‘Iron Man 3’ on top of the world
U.S. says ‘yes’ to ‘Pain & Gain’
This film image released by Paramount Pictures shows, from left, Dwayne Johnson, Anthony Mackie and Mark Wahlberg in a scene from "Pain and Gain." (AP Photo/Paramount Pictures, Jaime Trueblood)
Iron Man 3 was the heavy-lifter at theaters with a colossal overseas debut that overshadowed a gang of mercenary bodybuilders in a sleepy pre-summer weekend at the domestic box office.
The Marvel Studios superhero sequel starring Robert Downey Jr. got a head-start on its domestic launch next Friday with a $195.3 million opening in 42 overseas markets, distributor Disney reported yesterday.
That topped the $185.1 million start for Marvel’s The Avengers, which opened in 39 markets over the same weekend last year a week ahead of its record-breaking domestic debut of $207.4 million.
“You don’t know that you could ever repeat the kind of experience we had a year ago, and here the Marvel team brought together another incredible movie,” said Dave Hollis, head of distribution for Disney. “We’ve had this as a pattern for Marvel films to kind of let momentum internationally help signal to the domestic audience that the film is coming, something big is coming.”
Director Michael Bay’s Pain & Gain, a true-crime tale of bodybuilders on the make, muscled into first-place domestically with a $20 million debut.
The Paramount release starring Mark Wahlberg, Dwayne Johnson and Anthony Mackie knocked off Tom Cruise’s sci-fi adventure Oblivion after a week in the No. 1 spot.

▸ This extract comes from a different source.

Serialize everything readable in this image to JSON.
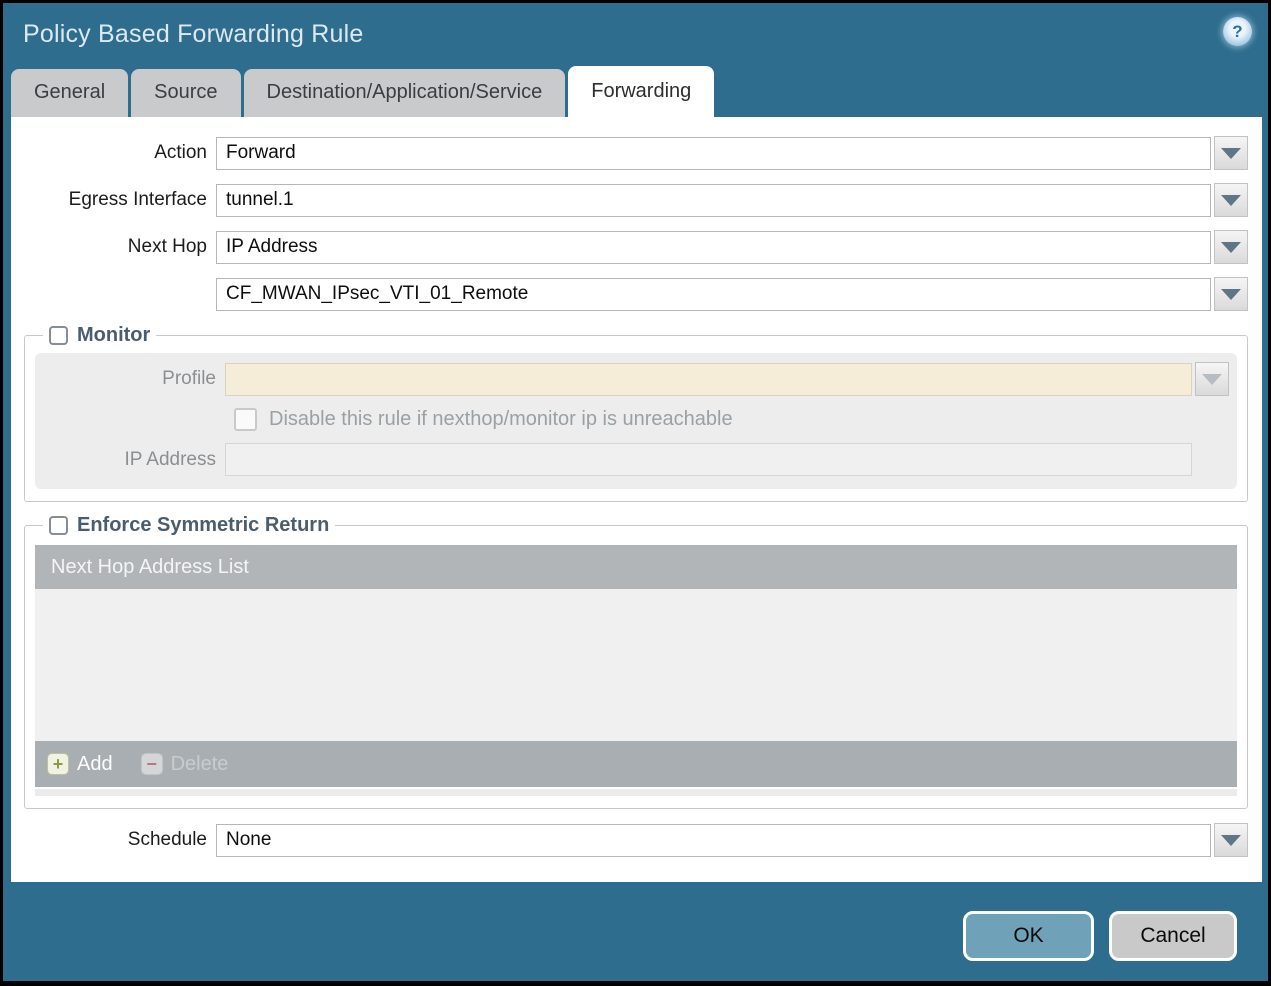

Universal’s Oblivion slipped to second place with $17.4 million, raising its domestic total to $64.7 million.
Lionsgate’s all-star nuptial comedy The Big Wedding tanked at No. 4 with just $7.5 million. The ensemble cast includes Robert De Niro, Diane Keaton, Robin Williams, Susan Sarandon and Katherine Heigl, but the movie was almost universally trashed by critics and held little interest for audiences.
Paramount, which distributed the earlier Iron Man movies and still has a financial stake in the comic-book flicks after Disney bought Marvel, had a small-scale success with Pain & Gain.
A passion project for Bay, who has made Paramount a fortune with his Transformers franchise, Pain & Gain was shot for a modest $26 million, spare change compared with the director’s usual budgets.
The movie has the director taking a breather from his usual sci-fi action spectacles for a story based on a kidnapping-extortion caper carried out by bodybuilders in the 1990s. Yet Pain & Gain still has Bay’s usual visual flair, and the reviews generally were better than what he’s used to.
“With that kind of budget, to open to $20 million the first weekend is a very strong opening,” said Don Harris, Paramount’s head of distribution. “You see what a director really in his prime, at the top of his game, can do with a small budget, what he can make a movie look like.”
Oblivion was down a fairly steep 53 percent from the movie’s $37.1 million domestic debut the previous weekend.